Many people have described me as happy, positive, outgoing, kind, friendly, or spirited. I’m not going to tell you that this is all a mask and I am faking my emotions, etc. That is not true. I am a happy person, and I do try to make the best of everything. There is nothing I love more than laughing with my friends, making people smile, or meeting new people. I like being happy. Don’t we all?
I have a really hard time understanding myself. I don’t understand how I can be a loving and supportive friend, yet an inpatient and careless older sister, or a closed off and selfish daughter. I don’t know why I feel so fulfilled and happy with everything in my life at some times, yet I can feel worthless and deprived at other times when I’m alone. There is something to be said about being alone with your thoughts. Especially when your thoughts are mean, scary, unjust, and intrusive. Pushing away these thoughts is exhausting. I wish more than anything that I could always be the part of myself that I love. I love the parts of me that feel nothing but love towards other people, that want to make others smile, and that wants to make people feel loved. I love the part of me that loves myself. I love the part of me that loves being alive. I wish that this part of me was bigger because it is severely overshadowed by the depressed part of me. I don’t like the part of me that thinks so many thoughts at once. I don’t like the part of me that hates myself. I don’t like the part of me that wishes I could be someone else. I don’t like the part of me that doesn’t want to be alive. I don’t like the part of me that is done trying, that doesn’t want to keep going, that is ready to give up.
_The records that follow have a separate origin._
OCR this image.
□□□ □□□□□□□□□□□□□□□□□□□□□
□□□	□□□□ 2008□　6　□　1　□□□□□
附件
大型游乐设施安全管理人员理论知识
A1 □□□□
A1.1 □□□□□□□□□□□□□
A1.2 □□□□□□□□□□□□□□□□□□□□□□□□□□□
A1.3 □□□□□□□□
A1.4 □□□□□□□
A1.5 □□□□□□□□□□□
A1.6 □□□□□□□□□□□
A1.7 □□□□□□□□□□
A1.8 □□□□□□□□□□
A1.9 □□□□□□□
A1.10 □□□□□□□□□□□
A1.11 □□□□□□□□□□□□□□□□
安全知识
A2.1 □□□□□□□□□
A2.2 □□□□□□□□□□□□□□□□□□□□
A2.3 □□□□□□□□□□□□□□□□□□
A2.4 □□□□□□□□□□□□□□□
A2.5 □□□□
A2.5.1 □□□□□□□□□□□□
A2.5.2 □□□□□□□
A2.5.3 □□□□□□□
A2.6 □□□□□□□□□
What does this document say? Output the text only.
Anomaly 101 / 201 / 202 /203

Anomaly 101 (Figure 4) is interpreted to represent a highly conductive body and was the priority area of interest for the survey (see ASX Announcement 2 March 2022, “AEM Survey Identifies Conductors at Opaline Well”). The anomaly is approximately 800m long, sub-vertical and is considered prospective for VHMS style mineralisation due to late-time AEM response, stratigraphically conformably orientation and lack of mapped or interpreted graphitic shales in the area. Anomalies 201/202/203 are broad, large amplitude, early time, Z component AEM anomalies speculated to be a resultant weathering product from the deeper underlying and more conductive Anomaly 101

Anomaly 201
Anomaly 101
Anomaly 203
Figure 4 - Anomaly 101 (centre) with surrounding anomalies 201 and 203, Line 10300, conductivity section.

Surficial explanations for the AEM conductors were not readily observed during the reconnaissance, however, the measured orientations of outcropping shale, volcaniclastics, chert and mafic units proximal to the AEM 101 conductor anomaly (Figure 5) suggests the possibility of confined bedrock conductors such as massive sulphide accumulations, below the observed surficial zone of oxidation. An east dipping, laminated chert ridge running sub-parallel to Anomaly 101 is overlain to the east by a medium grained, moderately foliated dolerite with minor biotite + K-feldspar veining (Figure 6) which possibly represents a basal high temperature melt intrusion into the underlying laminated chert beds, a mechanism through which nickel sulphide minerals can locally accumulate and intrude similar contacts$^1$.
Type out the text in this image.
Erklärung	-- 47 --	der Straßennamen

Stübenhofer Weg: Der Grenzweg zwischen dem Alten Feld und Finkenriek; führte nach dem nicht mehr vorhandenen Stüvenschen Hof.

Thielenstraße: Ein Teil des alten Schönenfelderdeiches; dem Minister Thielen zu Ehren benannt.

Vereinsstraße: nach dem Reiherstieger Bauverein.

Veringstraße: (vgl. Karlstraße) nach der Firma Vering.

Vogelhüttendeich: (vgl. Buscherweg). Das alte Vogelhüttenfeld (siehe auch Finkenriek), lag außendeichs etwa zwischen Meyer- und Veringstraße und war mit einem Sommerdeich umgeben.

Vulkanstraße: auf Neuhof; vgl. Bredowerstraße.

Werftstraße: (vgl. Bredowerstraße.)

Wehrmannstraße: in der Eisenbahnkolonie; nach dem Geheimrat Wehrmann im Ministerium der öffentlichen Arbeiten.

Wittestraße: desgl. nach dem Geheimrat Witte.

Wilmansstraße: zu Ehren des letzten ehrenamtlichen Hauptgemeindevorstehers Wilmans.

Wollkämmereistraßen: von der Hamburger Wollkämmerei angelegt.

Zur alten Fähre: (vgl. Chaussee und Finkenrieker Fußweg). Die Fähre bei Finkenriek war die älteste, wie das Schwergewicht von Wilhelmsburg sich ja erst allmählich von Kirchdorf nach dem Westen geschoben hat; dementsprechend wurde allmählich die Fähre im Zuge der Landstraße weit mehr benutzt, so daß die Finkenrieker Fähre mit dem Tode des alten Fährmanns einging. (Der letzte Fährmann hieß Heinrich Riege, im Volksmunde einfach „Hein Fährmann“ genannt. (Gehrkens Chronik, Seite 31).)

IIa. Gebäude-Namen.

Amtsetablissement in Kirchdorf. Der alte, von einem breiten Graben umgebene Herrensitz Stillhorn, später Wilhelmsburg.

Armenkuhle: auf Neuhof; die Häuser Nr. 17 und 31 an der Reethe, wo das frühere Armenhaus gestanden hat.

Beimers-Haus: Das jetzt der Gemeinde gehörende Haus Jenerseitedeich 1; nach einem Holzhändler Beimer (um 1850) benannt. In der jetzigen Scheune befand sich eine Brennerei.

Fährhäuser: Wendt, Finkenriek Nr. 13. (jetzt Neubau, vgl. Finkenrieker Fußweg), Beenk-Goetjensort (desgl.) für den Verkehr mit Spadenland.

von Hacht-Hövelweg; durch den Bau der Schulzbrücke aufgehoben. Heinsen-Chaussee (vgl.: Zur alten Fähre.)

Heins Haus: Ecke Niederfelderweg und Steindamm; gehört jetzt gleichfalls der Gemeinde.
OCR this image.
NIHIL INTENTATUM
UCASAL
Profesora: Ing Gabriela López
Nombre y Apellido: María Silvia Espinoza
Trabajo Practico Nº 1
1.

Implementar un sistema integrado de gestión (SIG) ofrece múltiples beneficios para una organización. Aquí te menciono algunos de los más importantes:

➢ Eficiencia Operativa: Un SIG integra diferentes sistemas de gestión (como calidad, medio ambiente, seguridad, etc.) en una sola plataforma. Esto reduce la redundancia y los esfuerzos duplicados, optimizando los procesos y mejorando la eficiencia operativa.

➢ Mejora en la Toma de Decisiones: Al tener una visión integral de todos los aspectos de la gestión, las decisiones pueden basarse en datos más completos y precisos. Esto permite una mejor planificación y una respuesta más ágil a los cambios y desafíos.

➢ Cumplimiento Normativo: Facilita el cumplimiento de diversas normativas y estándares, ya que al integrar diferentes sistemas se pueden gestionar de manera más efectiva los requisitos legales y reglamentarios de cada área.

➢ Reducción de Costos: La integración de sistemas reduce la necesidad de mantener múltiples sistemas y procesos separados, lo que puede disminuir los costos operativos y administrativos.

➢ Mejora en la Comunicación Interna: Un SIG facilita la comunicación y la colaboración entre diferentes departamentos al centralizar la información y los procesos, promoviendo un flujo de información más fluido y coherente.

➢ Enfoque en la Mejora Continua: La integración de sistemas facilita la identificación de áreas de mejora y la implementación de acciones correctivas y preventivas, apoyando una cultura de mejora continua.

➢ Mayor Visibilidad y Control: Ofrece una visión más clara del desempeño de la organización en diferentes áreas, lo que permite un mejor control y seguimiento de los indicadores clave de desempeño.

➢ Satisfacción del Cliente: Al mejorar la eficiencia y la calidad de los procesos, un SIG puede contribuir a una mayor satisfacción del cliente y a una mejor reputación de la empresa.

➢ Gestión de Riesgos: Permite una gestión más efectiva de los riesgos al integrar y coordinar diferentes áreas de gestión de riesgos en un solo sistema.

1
These two parts of myself are constantly at odds with one another. But sometimes, one part manages to overthrow the other. The first semester of my junior year was amazing. I was the happiest I have ever been to. The part of me that loves every second of my life was winning. I was beyond happy to be alive. But that isn’t to say that the depressed part didn’t win sometimes. I would still have the usual ups and downs, the bad days, and hard weeks. However, the depressed part of me was winning most of my sophomore year and is winning the second semester of my junior year. These are the hard months when I can barely remember the happy parts. When I forget how happy I am capable of being, and how great my life can be. When I don’t feel like pushing myself to get back up to the good parts.
There is nothing harder than waking up every day having no idea what I’m going to feel like. I don’t want to wake up and be the part of myself that I hate. I don’t want to wake up and be the part of myself that is unbearable and that makes every minute of being alive that much harder. I don’t want to wake up and spend all of my energy into trying to make myself okay and trying to get the good, happy, healed part of me to take over.
Some days I wake up with a smile on my face, excited for the day. Some days I wake up and immediately start homework or work out. Some days I wake up and go right back to sleep. Some days I wake up and lie paralyzed in my bed, dreading the day. Some days I wake up wishing I hadn’t.
“What is your biggest dream?” When I was little I might have told you that I wanted to be a professional gymnast, a wedding planner, a hotel concierge, or a princess at Disneyland. If you ask me now, I would tell you that I want to be emotionally stable. I want to wake up knowing that I will be the part of myself that can be both kinds to myself and others, and that loves being alive. Of course, we all have bad days, which is completely normal. But for most people, bad days don’t turn you into a completely different person. They don’t leave you wishing you didn’t have to exist anymore. And they don’t happen every other hour, or every other week, or every other couple of months. They don’t come when you least expect them to. They don’t come when you were happy just one minute ago. I want the stability that comes with having normal bad days.
To anyone with whom this story resonates: I am so sorry. It is so shitty. Beyond shitty. I am proud of you for everything you have done. I am proud of you for the person you are on both your good days and your bad days. I love the happy part of you, and I love the part of you that doesn’t love yourself. I hope that one day you can too.
I chose not to make my story anonymous because I think that I need to accept it as a big part of my life. For those of you who know me, I hope that this story shows that you never know what someone is dealing with behind closed doors. I hope that you continue to show love and kindness to everyone around you, and at the bare minimum, respect. If this story resonates with you, please reach out to me. Finding comfort in others can be healing, so I have kept my name to this story so that I can connect with you.
It seems silly for me to give advice considering I am in no way healed myself and still face struggles every single day, but here is the one thing that keeps me going. A friend recently shared this quote with me: “You didn’t come this far to only come this far.” No matter how much you hate yourself, no matter how worthless you feel, no matter how exhausted you are by trying to make yourself happy, I beg you to trust yourself, to believe in yourself, and to give yourself another chance. You are better than all of this. Do not let your mental illness win.